Was sind die Vor- und Nachteile der PSD2 Richtlinie für Verbraucher?
Das sind die Vorteile und Nachteile der neuen PSD2 Richtlinie auf einen Blick:
Vor- und Nachteile der PSD2 Richtlinie | |
---|---|
Vorteile | Nachteile |
Mehr Selbstbestimmung über die Weitergabe von Kontodaten | Mehr Achtsamkeit notwendig |
Unterstützung beim Online-Banking | Direkter Zugriff auf Kontodaten von Drittanbietern |
Schnellerer Zahlungsverkehr möglich | Vertrauen an Drittanbieter notwendig |
Mehr Rechtssicherheit | – |
Verringerung der Haftungsgrenze bei Missbrauch | – |
Vermeintlich sinkende Gebühren | – |
Höherer Schutz vor Betrug und Missbrauch | – |
Fazit zur PSD2 Richtlinie – Top oder Flop?
Im Großen und Ganzen ergeben sich also einige Vorteile für Verbraucher durch die Einführung der PSD2 Richtlinie. Wer achtsam ist und genau darauf achtet, welchen Drittanbietern er Zugriff auf seine Kontodaten gewähren möchte, der ist auf der sicheren Seite.
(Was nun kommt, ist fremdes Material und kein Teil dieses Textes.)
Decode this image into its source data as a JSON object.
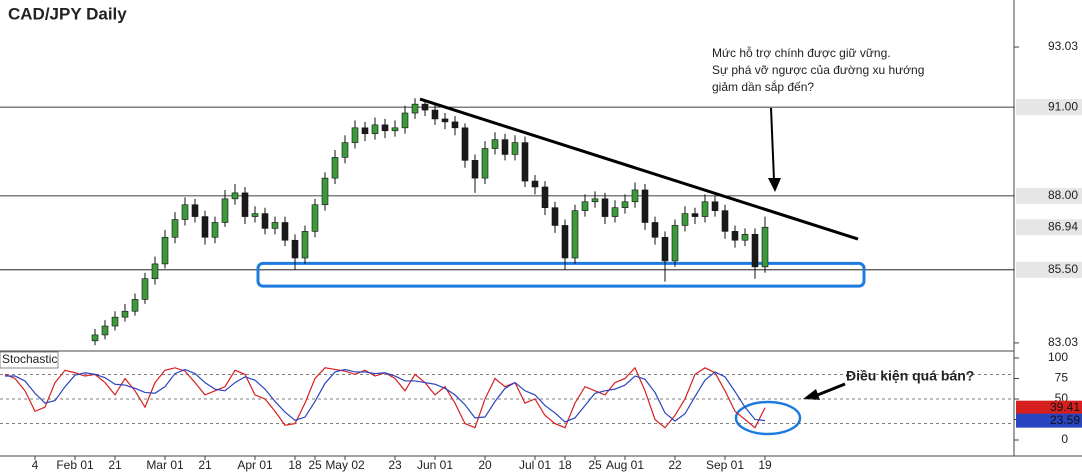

Vielleicht werden die Regelungen ja nach und nach auch noch angepasst, sodass Anbieter keinen Spielraum haben, um Schabernack mit vertraulichen Daten zu treiben.
„Trotz aller Bemühungen gibt es allerdings keine Garantie, denn den perfekten Schutzmechanismus gegen einen Hacker-Angriff gibt es leider nicht.“ – Sebastian Steger, Digitalisierungsexperte bei Roland Berger
Dementsprechend ist die PSD2 eine gute Richtlinie, bei der der Sicherheitsaspekt allerdings eine große Rolle spielt.